§ 46.
Die These ›das Tier ist weltarm‹
im Verhältnis zur These ›der Mensch ist weltbildend‹.
Das Verhiiltnis von Weltarmut und Weltbildung
keine abschätzige Stufenordnung.
Weltarmut als Entbehren von Welt
Wenn wir von dieser grundsätzlichen Erwägung zurückkehren zu unserer These: das Tier ist weltarm, so muß gesagt werden: Die Möglichkeit ihrer illustration ist weitgehend gefördert durch die neuere Forschung der Biologie, vorausgesetzt, daß man diese mit philosophischem Blick zu lesen vermag. Zugleich ist die These derart, daß sie, wie jede metaphysische These, die positive Forschung zu einer grundsätzlichen Besinnung zwingen kann.
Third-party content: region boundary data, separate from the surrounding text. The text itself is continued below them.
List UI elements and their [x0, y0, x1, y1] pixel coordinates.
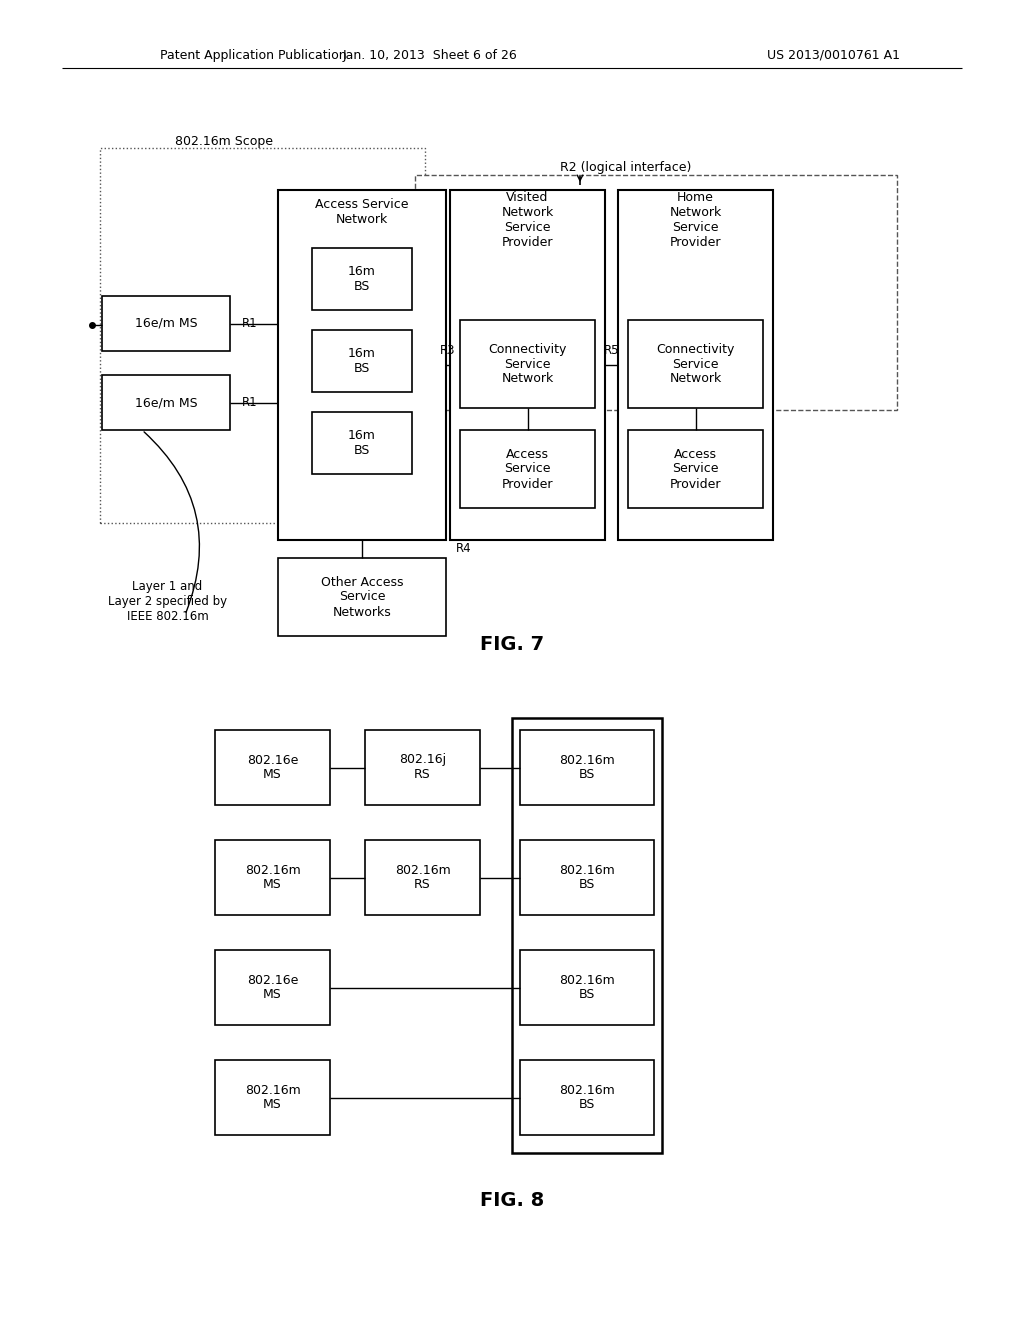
Text: 802.16m
BS: 802.16m BS: [559, 974, 614, 1002]
Text: FIG. 7: FIG. 7: [480, 635, 544, 655]
Bar: [312, 412, 412, 474]
Bar: [215, 950, 330, 1026]
Text: R1: R1: [242, 396, 258, 409]
Bar: [312, 248, 412, 310]
Text: 16m
BS: 16m BS: [348, 347, 376, 375]
Text: R1: R1: [242, 317, 258, 330]
Text: FIG. 8: FIG. 8: [480, 1191, 544, 1209]
Bar: [215, 840, 330, 915]
Text: Visited
Network
Service
Provider: Visited Network Service Provider: [502, 191, 554, 249]
Text: Other Access
Service
Networks: Other Access Service Networks: [321, 576, 403, 619]
Text: Connectivity
Service
Network: Connectivity Service Network: [656, 342, 734, 385]
Text: 802.16m
BS: 802.16m BS: [559, 1084, 614, 1111]
Text: Access
Service
Provider: Access Service Provider: [502, 447, 553, 491]
Text: 16e/m MS: 16e/m MS: [135, 396, 198, 409]
Text: 16m
BS: 16m BS: [348, 265, 376, 293]
Bar: [102, 296, 230, 351]
Text: R3: R3: [440, 345, 456, 358]
Bar: [618, 190, 773, 540]
Text: US 2013/0010761 A1: US 2013/0010761 A1: [767, 49, 900, 62]
Text: 802.16e
MS: 802.16e MS: [247, 754, 298, 781]
Bar: [520, 1060, 654, 1135]
Bar: [365, 730, 480, 805]
Text: 802.16m
MS: 802.16m MS: [245, 863, 300, 891]
Text: 802.16m
RS: 802.16m RS: [394, 863, 451, 891]
Text: 802.16j
RS: 802.16j RS: [399, 754, 446, 781]
Bar: [460, 430, 595, 508]
Text: 802.16m
BS: 802.16m BS: [559, 863, 614, 891]
Text: Home
Network
Service
Provider: Home Network Service Provider: [670, 191, 722, 249]
Text: Access Service
Network: Access Service Network: [315, 198, 409, 226]
Text: 16e/m MS: 16e/m MS: [135, 317, 198, 330]
Bar: [520, 730, 654, 805]
Bar: [460, 319, 595, 408]
Text: 802.16m
BS: 802.16m BS: [559, 754, 614, 781]
Bar: [520, 950, 654, 1026]
Bar: [628, 430, 763, 508]
Bar: [215, 730, 330, 805]
Text: R2 (logical interface): R2 (logical interface): [560, 161, 691, 174]
Text: 16m
BS: 16m BS: [348, 429, 376, 457]
Text: Jan. 10, 2013  Sheet 6 of 26: Jan. 10, 2013 Sheet 6 of 26: [343, 49, 517, 62]
Bar: [312, 330, 412, 392]
Text: 802.16m Scope: 802.16m Scope: [175, 136, 273, 149]
Text: 802.16m
MS: 802.16m MS: [245, 1084, 300, 1111]
Text: Access
Service
Provider: Access Service Provider: [670, 447, 721, 491]
Bar: [278, 558, 446, 636]
Bar: [520, 840, 654, 915]
Bar: [102, 375, 230, 430]
Text: Layer 1 and
Layer 2 specified by
IEEE 802.16m: Layer 1 and Layer 2 specified by IEEE 80…: [108, 579, 227, 623]
Bar: [628, 319, 763, 408]
Text: Connectivity
Service
Network: Connectivity Service Network: [488, 342, 566, 385]
Bar: [512, 718, 662, 1152]
Text: Patent Application Publication: Patent Application Publication: [160, 49, 347, 62]
Text: R5: R5: [604, 345, 620, 358]
Bar: [215, 1060, 330, 1135]
Bar: [450, 190, 605, 540]
Bar: [278, 190, 446, 540]
Text: R4: R4: [456, 543, 472, 556]
Bar: [100, 148, 425, 523]
Text: 802.16e
MS: 802.16e MS: [247, 974, 298, 1002]
Bar: [415, 176, 897, 411]
Bar: [365, 840, 480, 915]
Ja, auf den ersten Blick scheint diese These gerade den eindringlichsten grundsätzlichen biologisch-zoologischen Besinnungen zuwiderzulaufen, wenn wir daran denken, daß es seit J. v. Uexküll üblich geworden ist, von einer Umwelt der Tiere zu sprechen. Unsere These dagegen lautet: das Tier ist weltarm. Es wäre lehrreich und auch für das Verständnis unserer Problematik förderlich, wenn wir uns jetzt auf einen ausführlichen und zugleich schon philosophisch interpretierenden Bericht über die neue Theorie des Lebens einlassen könnten. Darauf muß hier verzichtet werden. Wir dürfen das um so mehr, als das Hauptgewicht der Betrachtungen nicht auf einer thematischen Metaphysik des Lebens (Tier und Pflanze) ruht.
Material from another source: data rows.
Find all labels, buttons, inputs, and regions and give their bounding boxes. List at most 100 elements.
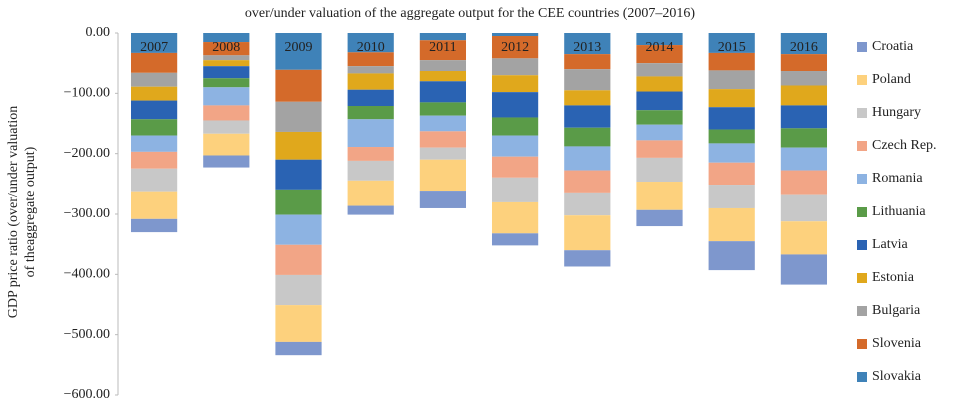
legend-label: Poland [872, 72, 911, 87]
legend-swatch [857, 174, 867, 184]
bar-segment [347, 180, 394, 206]
legend-swatch [857, 75, 867, 85]
category-label: 2011 [429, 40, 456, 55]
bar-segment [708, 241, 755, 271]
bar-segment [130, 86, 178, 101]
bar-segment [130, 168, 178, 192]
bar-segment [347, 119, 394, 148]
bar-segment [203, 78, 250, 88]
y-tick-label: −500.00 [64, 327, 110, 342]
category-label: 2010 [357, 40, 385, 55]
bar-segment [275, 274, 322, 306]
bar-segment [564, 170, 611, 193]
bar-segment [203, 105, 250, 121]
legend-label: Latvia [872, 237, 909, 252]
bar-segment [203, 120, 250, 134]
bar-segment [419, 81, 467, 103]
bar-segment [347, 89, 394, 107]
legend-label: Croatia [872, 39, 914, 54]
bar-segment [564, 215, 611, 251]
bar-segment [636, 76, 683, 92]
bar-segment [564, 54, 611, 70]
y-tick-label: −200.00 [64, 146, 110, 161]
y-tick-label: −600.00 [64, 387, 110, 402]
bar-segment [780, 170, 828, 195]
bar-segment [203, 33, 250, 43]
bar-segment [780, 54, 828, 72]
legend-label: Lithuania [872, 204, 926, 219]
bar-segment [491, 75, 539, 93]
bar-segment [130, 218, 178, 233]
legend-swatch [857, 273, 867, 283]
bar-segment [419, 102, 467, 116]
bar-segment [347, 66, 394, 74]
bar-segment [347, 147, 394, 161]
bar-segment [203, 155, 250, 168]
bar-segment [275, 159, 322, 190]
bar-segment [419, 40, 467, 61]
category-label: 2015 [718, 40, 746, 55]
bar-segment [780, 33, 828, 55]
bar-segment [130, 52, 178, 73]
bar-segment [780, 254, 828, 285]
bar-segment [564, 192, 611, 216]
bar-segment [491, 233, 539, 246]
y-tick-label: 0.00 [86, 25, 111, 40]
bar-segment [275, 305, 322, 342]
bar-segment [275, 214, 322, 245]
bar-segment [780, 221, 828, 255]
bar-segment [491, 201, 539, 234]
bar-segment [636, 63, 683, 77]
bar-segment [419, 71, 467, 82]
legend-label: Romania [872, 171, 923, 186]
bar-segment [419, 33, 467, 41]
bar-segment [780, 194, 828, 222]
bar-segment [636, 182, 683, 210]
bar-segment [491, 36, 539, 59]
y-axis-label: GDP price ratio (over/under valuation [6, 106, 21, 319]
legend-label: Hungary [872, 105, 921, 120]
legend-swatch [857, 108, 867, 118]
legend-label: Slovakia [872, 369, 922, 384]
bar-segment [708, 107, 755, 130]
bar-segment [491, 117, 539, 136]
bar-segment [564, 33, 611, 55]
y-tick-label: −100.00 [64, 86, 110, 101]
category-label: 2007 [140, 40, 168, 55]
bar-segment [491, 135, 539, 157]
bar-segment [347, 52, 394, 67]
bar-segment [708, 70, 755, 90]
bar-segment [130, 135, 178, 152]
bar-segment [491, 156, 539, 178]
bar-segment [708, 52, 755, 71]
bar-segment [347, 73, 394, 90]
bar-segment [203, 60, 250, 67]
legend-label: Slovenia [872, 336, 922, 351]
chart-title: over/under valuation of the aggregate ou… [245, 6, 696, 21]
bar-segment [419, 191, 467, 208]
bar-segment [275, 69, 322, 102]
bar-segment [780, 105, 828, 129]
bar-segment [130, 151, 178, 169]
legend-swatch [857, 42, 867, 52]
bar-segment [564, 250, 611, 267]
bar-segment [419, 131, 467, 148]
bar-segment [203, 133, 250, 156]
bar-segment [708, 185, 755, 208]
legend-swatch [857, 306, 867, 316]
bar-segment [636, 91, 683, 111]
bar-segment [419, 115, 467, 132]
bar-segment [636, 110, 683, 125]
bar-segment [636, 157, 683, 183]
category-label: 2012 [501, 40, 529, 55]
bar-segment [275, 341, 322, 356]
legend-swatch [857, 207, 867, 217]
legend-swatch [857, 339, 867, 349]
bar-segment [564, 127, 611, 147]
bar-segment [564, 90, 611, 106]
bar-segment [636, 124, 683, 141]
bar-segment [708, 89, 755, 108]
bar-segment [708, 143, 755, 163]
legend-swatch [857, 372, 867, 382]
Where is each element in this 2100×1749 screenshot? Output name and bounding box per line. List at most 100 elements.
Wir stellen die These: das Tier ist weltarm, zwischen die beiden anderen: der Stein ist weltlos, der Mensch ist weltbildend. Nehmen wir die zweite These im Verhältnis zur dritten, dann wird sofort klar, was gemeint ist. Weltarm — Armut unterschieden gegen Reichtum; Armut — das Weniger gegenüber dem Mehr. Das Tier ist weltarm. Es hat weniger. Wovon? Von solchem, das ihm zugänglich ist, von solchem, womit es als Tier umgehen kann, wovon es als Tier angegangen werden kann, wozu es als Lebendiges in Beziehung steht.